I'm at the beach and it's hot. It's supposed to be that way at the beach. When I get overheated I head back to the unit, which is air conditioned, and I cool off. Actually, I don't. I stay the same temperature (body temperature), but that aside, it's no problem. But not everyone is so lucky and recently a good section of the US south has been having a heat wave. The same thing happens every summer (although some are worse than others), and two years ago I wrote about this on the old site. Instead of just reposting it I decided to rewrite it. At the time I was struck by a headline in the Philadelphia Enquirer which said, "It's not the heat . . . actually, yes, it is." It bothered me because in fact the old adage, "it's not the heat, it's the humidity" is much more correct. Here's why:
Heat and temperature are not the same thing. Without getting into thermodynamics, temperature measures the intensity of thermal energy while heat measures its quantity. They are related, of course. You can think of temperature as average thermal energy, the quantity of heat being the sum total of thermal energy over a volume of material. Thus you can have a thimble of water at 100 degrees Fahrenheit and a gallon of water at 100 degrees F. They both have the same temperature (100 degrees F.) but vastly different heat content. There is a lot more heat in the gallon of water than in the thimble of water at the same temperature. When you add heat energy to a body the average temperature rise will depend on how big a body it is (and what it's made of).

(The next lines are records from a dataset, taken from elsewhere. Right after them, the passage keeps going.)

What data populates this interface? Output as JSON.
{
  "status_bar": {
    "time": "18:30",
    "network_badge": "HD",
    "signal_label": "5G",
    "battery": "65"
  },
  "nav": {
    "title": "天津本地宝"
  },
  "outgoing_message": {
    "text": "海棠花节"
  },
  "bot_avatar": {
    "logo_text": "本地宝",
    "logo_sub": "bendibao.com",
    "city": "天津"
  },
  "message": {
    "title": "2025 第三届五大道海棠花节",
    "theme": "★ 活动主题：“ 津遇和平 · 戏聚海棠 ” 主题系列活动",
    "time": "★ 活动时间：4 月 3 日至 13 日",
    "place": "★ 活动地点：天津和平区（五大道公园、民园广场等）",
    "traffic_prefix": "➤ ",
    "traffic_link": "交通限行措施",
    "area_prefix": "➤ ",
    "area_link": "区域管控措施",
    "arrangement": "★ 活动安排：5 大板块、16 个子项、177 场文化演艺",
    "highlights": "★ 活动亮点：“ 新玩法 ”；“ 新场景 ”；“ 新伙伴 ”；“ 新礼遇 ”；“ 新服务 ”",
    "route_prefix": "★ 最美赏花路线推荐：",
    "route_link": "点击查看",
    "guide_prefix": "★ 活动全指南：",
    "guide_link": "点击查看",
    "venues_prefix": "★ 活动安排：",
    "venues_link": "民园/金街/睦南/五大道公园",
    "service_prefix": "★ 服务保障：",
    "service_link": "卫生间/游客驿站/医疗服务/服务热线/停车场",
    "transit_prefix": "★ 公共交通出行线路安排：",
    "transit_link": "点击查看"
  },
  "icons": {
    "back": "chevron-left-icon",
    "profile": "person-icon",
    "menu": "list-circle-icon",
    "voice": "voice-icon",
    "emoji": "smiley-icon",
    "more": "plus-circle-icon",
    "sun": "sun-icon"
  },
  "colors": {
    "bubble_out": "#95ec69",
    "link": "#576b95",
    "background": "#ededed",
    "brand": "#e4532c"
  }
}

You can think of the heat content of your body as being like the water in a bathtub. As you add heat energy through the faucet the level rises (i.e., the temperature rises). As you let water out the drain, the level decreases. Normally the level of the bath water stays almost constant at body temperature (98.6 degrees F.; I'm moving back and forth between temperature and bath level but you are smart enough to make the switch where needed, I am sure). Since the surrounding environment is usually cooler, heat continually drains out of us and to keep the level constant we need to keep adding heat, which we do by burning food or by exercising your muscles (which you do sometimes involuntarily when a cool environment tells your body to make more heat by shivering).
Besides losing heat by contact with a cooler environment there is another source source of thermal energy: other objects that radiate heat (like the sun or a furnace or just the surrounding environment). Heat radiation (mainly in the infrared) doesn't depend on contact with the hot object. It can travel through empty space, which is how the sun is able to warm us. A body radiates heat in amounts proportional to its temperature, so you usually lose heat to the environment by radiation faster than you gain it by that means, but extra hot objects (like the sun or a fire) can actually produce a radiant heat load that heats you up (hence you feel cooler in the shade).
So it's all a balancing act between heat inflow and heat outflow. But what happens if the drain starts to narrow, say because the surrounding environment got hotter?
Then the balance of heat entering and leaving the tub is changed. If more heat enters the tub than leaves it, the temperature will rise. Even on a day when the outside temperature is in the low nineties, your body naturally loses heat but the problem is, it loses it more slowly than when it is cooler outside. The drain is narrowing. And it can get worse. If the surrounding environment is actually warmer than body temperature, you can't lose heat by contact with a cooler environment or by radiating your own heat to it (because it is radiating even more heat back to you). A fan won't work because it is just blowing the warmer air past you and helping you gain heat faster. What's a body to do?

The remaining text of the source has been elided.